Pony.fm's notification system is designed to support various notification delivery methods. The types of notification one can receive are defined in the NotificationHandler interface, which is implemented by every class that needs to know about the various notification types.

Sending a notification

The Notification facade is used to send notifications as follows:

use Notification;

// Something happens, like a  new track getting published.
$track = new Track();
...

// The "something" is done happening! Time to send a notification.
Notification::publishedNewTrack($track);

This facade has a method for every notification type, drawn from the NotificationHandler interface. Each of these methods accepts the data needed to build a notification message and a list of the notification's recipients.

Adding new notification types

  1. Add a method for the new notification type to the NotificationHandler interface.

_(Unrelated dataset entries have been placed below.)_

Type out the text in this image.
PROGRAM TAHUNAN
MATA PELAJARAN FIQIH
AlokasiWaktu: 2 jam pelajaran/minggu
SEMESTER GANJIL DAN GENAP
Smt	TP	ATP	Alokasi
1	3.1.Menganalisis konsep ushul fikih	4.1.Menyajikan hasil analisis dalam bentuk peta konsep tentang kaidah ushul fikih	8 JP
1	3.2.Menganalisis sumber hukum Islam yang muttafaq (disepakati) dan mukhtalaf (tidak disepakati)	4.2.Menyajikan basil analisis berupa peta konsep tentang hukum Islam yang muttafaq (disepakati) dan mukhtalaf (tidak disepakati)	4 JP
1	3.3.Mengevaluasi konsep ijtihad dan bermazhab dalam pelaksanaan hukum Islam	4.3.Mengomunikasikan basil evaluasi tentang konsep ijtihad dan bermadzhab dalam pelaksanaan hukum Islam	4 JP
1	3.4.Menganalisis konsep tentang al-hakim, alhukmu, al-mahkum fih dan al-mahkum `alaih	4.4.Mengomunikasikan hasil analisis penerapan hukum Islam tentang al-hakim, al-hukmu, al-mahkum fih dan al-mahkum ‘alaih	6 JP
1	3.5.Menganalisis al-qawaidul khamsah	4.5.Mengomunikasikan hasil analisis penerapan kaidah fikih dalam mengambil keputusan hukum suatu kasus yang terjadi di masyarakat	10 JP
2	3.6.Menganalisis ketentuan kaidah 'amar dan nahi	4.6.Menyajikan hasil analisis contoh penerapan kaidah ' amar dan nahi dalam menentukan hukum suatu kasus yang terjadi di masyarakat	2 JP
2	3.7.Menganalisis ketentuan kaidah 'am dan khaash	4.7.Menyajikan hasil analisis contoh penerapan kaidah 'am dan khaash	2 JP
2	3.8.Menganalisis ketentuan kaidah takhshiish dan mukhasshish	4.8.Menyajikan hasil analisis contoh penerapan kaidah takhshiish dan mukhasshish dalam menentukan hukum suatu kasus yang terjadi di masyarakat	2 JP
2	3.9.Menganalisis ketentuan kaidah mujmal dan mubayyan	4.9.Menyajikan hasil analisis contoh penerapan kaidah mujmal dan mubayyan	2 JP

  2. Implement the new methods in every class that implements the interface. Use your IDE to find these. An inexhaustive list:

  3. Create a migration to add the new notification type to the activity_types table. Add a constant for it to the Activity class.

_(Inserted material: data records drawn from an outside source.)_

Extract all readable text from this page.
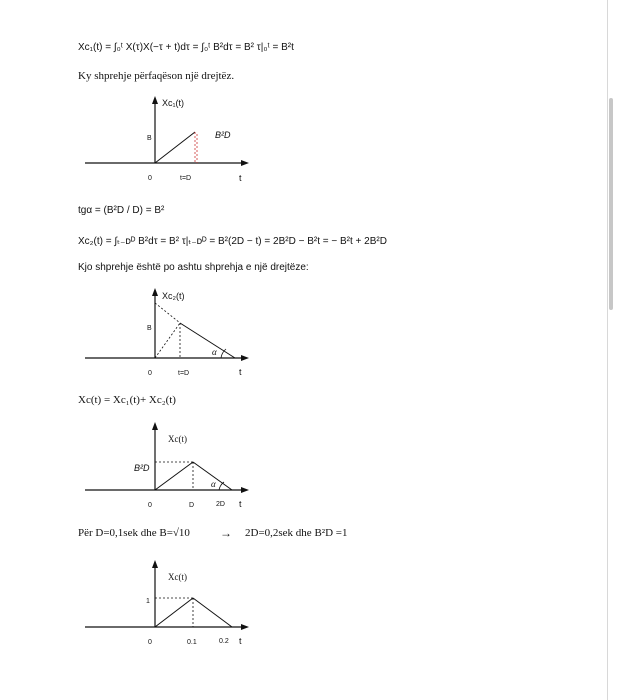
Xc₁(t) = ∫₀ᵗ X(τ)X(−τ + t)dτ = ∫₀ᵗ B²dτ = B² τ|₀ᵗ = B²t
Ky shprehje përfaqëson një drejtëz.
Xc₁(t)
B	B²D
0	t=D	t
tgα = (B²D / D) = B²
Xc₂(t) = ∫ₜ₋ᴅᴰ B²dτ = B² τ|ₜ₋ᴅᴰ = B²(2D − t) = 2B²D − B²t = − B²t + 2B²D
Kjo shprehje është po ashtu shprehja e një drejtëze:
Xc₂(t)
B
α
0	t=D	t
Xc(t) = Xc₁(t)+ Xc₂(t)
Xc(t)
B²D
α
0	D	2D t
Për D=0,1sek dhe B=√10	→ 2D=0,2sek dhe B²D =1
Xc(t)
1
0	0.1	0.2 t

  4. Ensure you create HTML and plaintext templates, as well as a subclass of BaseNotification for the email version of the notification.

  5. Call the new method on the Notification facade from wherever the new notification gets triggered.

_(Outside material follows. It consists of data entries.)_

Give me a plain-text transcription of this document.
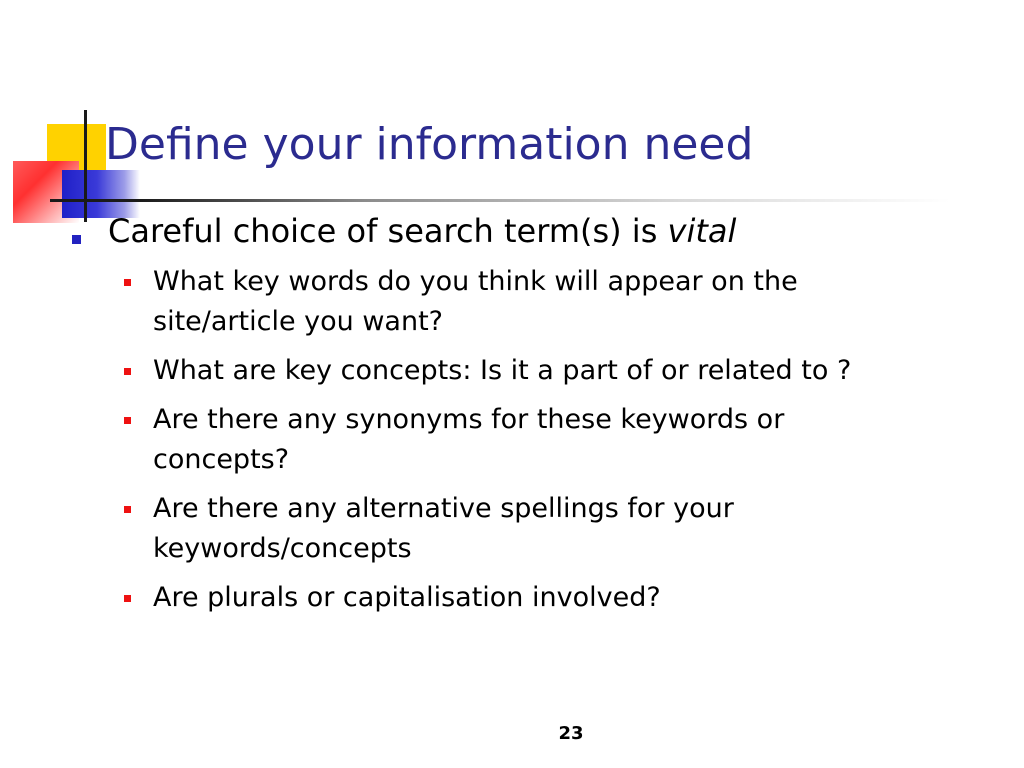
Define your information need
Careful choice of search term(s) is vital
What key words do you think will appear on the site/article you want?
What are key concepts: Is it a part of or related to ?
Are there any synonyms for these keywords or concepts?
Are there any alternative spellings for your keywords/concepts
Are plurals or capitalisation involved?
23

  6. Implement any necessary logic for the new notification type in the Activity model.

Adding new notification delivery methods

  1. Implement a method for sending notifications via the new delivery method in the PonyfmDriver class. Use how email delivery is implemented as a guide.

  2. Add UI for subscribing and unsubscribing to the delivery method to the account settings area.

Architectural notes

The notification system is designed around two ideas: being as type-safe as PHP allows it to be, and doing all the processing and sending of notifications asynchronously.

To that end, the NotificationManager class is a thin wrapper around the SendNotifications job. The job calls the notification logic asynchronously to actually send notifications. This job should run on a dedicated queue in production.

The NotificationHandler interface is key to maintaining type safety - it ensures that many classes associated with notifications all support every type of notification. Classes that have logic specific to a notification type implement this interface to ensure that all notification types are handled.

Furthermore, the activity_types table is used to provide referential data integrity in the database - all notifications are linked to an activity record, and each activity record must correspond to a valid activity type. This table is also used for validation of users' subscription preferences.

There's one exception to the use of NotificationHandler - the Activity model. The logic for mapping the data we store about an activity in the database to a notification's API representation had to go somewhere, and using the NotificationHandler interface here would have made this logic a lot more obtuse.

Data flow

  1. Some action that triggers a notification calls the NotificationManager facade.

  2. An asynchronous job is kicked off that figures out how to send the notification.

  3. An Activity record is created for the action.

  4. A Notification record is created for every user who is to receive a notification about that activity. These records double as Pony.fm's on-site notifications and cannot be disabled.

  5. Depending on subscription preferences, push and email notifications will be sent out as well, each creating their own respective database records. These are linked to a Notification record for unified read/unread tracking.

  6. A Notification record is marked read when it is viewed on-site or any other notification type associated with it (like an email or push notification) is clicked.